時の葦舟三部作 第一巻 絆の都:十月劇場

芝居は悲しい事に再生が出来ないので、是非ご覧くださいとは言えませんが、この三部作、仙台の伝説的アングラ劇団十月劇場の末期の代表作の一つです。

骨子には、『指輪物語』が使われており、伝説の全てを統べる指輪を見つけた考古学者の家族三人とデブ猫一匹が、時空を超える葦舟に乗って、指輪をあるべき所へ返すため過去現在未来と旅をする壮大な物語でした。全国でも珍しくなってしまったテント芝居(公園などに大きいテントとセットを組み、そこで芝居をやってしまうという芝居です。)です。三部作なのですが、私は第一巻が一番好きです。

「絆の都」では、25世紀の未来、危機に瀕した世界の人類最後の都市を舞台に、宮沢健治の人格を埋め込まれたレプリカントとそれを追うブレードランナー。家出した娘を探す、ベルリン大学教授とその妻、怪しげな屋台をやりつつ伝説の指輪を探す三馬鹿トリオらが、主人公一家と織り成す、SFスペクタクルです。
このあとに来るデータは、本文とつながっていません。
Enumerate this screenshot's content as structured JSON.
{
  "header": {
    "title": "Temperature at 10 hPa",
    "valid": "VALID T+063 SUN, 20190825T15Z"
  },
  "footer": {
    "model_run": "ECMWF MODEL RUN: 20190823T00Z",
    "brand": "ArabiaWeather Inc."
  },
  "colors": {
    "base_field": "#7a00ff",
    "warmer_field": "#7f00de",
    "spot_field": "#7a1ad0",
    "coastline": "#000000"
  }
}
全体を通して流れるのは、家族愛と、“人間は駄目だ。でも、それでも生きているんだ。”という人の抱える問題を受け止めつつポジティブに戦おうとする姿勢です。

ラストで、テントの向こうに燃え盛る炎の海を渡っていく葦舟を見た時、ゾクゾクして涙が出ました。

現在、TheatreGrupe OCT/PASSと改称し、芝居の内容はどちらかというと現実の世界の問題を扱う話が多くなってしまいましたが、私はあの世界の方が好きです。